US debt warnings grow louder

In the wake of the latest update from the Congressional Budget Office (CBO), which shows a marked escalation in how far and fast the US debt will grow, there are growing warnings that it is sowing the seeds of another crisis financial.

US dollar bills [AP Photo/Mark Lennihan]

of Financial Times (FT) published a lead article last week that cited analysts who said the Treasury’s growing turn to the short-term bond market — one-year Treasury bills as opposed to 10 years — to finance debt can cause problems.

He quoted Jay Barry, co-head of interest rate strategy at JPMorgan, who said the stock of outstanding short-term debt will rise from $5.7 trillion to $6.2 trillion by the end of this year to reach a level more all time high.

Torsten Slok, chief economist at financial firm Apollo, who is regarded as an astute observer of the financial system, warned that this could cause a disruption.

“It is likely that the share of Treasury bonds as a share of total debt will increase, which raises the question of who will buy them.” That could absolutely strain the funding markets,” he said.

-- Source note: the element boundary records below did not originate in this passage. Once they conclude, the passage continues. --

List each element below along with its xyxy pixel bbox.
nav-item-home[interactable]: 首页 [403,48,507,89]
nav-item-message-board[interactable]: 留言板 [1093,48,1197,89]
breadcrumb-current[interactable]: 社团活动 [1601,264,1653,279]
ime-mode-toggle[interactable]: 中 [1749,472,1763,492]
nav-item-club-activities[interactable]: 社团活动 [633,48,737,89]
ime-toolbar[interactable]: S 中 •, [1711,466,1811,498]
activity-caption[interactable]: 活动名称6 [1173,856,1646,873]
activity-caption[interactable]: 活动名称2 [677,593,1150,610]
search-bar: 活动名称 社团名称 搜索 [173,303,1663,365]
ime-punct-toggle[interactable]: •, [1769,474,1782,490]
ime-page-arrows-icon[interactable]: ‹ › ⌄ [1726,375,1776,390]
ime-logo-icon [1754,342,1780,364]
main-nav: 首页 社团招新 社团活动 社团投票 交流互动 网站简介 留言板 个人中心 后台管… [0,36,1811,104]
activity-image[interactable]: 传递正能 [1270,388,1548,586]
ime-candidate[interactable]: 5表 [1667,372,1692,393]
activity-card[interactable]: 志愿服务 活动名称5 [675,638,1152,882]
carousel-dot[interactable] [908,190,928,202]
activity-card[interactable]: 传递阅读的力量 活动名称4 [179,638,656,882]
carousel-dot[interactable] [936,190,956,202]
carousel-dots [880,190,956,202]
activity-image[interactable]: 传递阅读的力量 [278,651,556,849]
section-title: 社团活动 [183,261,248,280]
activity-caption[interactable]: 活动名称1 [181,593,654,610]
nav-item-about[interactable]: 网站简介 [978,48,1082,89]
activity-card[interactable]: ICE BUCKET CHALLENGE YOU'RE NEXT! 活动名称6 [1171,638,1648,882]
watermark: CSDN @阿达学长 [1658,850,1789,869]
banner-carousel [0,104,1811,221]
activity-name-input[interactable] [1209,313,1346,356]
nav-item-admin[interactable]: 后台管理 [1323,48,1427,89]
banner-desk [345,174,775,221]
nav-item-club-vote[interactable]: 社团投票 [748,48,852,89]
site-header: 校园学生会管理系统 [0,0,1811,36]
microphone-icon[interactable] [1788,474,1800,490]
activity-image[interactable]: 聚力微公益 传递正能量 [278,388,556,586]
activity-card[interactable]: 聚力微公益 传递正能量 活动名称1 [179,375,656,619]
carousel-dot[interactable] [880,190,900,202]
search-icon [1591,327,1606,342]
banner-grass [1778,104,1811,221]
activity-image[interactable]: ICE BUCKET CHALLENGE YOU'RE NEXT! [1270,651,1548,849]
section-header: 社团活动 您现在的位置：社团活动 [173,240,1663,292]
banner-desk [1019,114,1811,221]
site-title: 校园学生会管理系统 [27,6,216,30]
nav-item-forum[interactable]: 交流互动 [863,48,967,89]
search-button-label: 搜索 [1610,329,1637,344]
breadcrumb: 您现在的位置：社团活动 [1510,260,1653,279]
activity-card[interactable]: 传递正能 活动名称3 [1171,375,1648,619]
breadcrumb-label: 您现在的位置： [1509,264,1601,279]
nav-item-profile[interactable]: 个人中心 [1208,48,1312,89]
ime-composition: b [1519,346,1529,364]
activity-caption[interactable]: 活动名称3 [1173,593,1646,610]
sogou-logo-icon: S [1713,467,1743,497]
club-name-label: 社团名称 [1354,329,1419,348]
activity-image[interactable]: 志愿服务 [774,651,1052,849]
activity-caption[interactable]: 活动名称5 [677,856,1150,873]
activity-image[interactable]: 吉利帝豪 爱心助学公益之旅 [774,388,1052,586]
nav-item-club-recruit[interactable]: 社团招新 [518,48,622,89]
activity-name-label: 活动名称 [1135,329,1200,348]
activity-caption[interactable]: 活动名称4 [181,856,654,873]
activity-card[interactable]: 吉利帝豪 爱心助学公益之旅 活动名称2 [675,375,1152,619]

As the FT article noted, the size of the Treasury market (now at more than $26 trillion) has quintupled since the 2008 financial crisis, as an “indication of how much the US has returned to debt financing over 15 years the last”.

Auctions of longer-dated Treasuries have been at record levels in the recent period, and “questions about who will buy all the debt on offer have plagued economists and analysts for months.”

Global head of research at Barclays bank Ajay Rajadhyaksha told the FT: “We’re spending money like a drunken sailor ashore for a weekend.”

Treasury market liquidity problems are being compounded by the withdrawal of the Federal Reserve as a buyer of bonds due to its efforts to reduce the stock of debt stock created during the period of quantitative easing – so-called quantitative easing.

There is a risk that the lack of liquidity could cause problems in the overnight repurchase (repo) market, in which interest rates, normally a fraction of a percentage point, went as high as 10 percent in September 2019, prompting the Fed to intervene.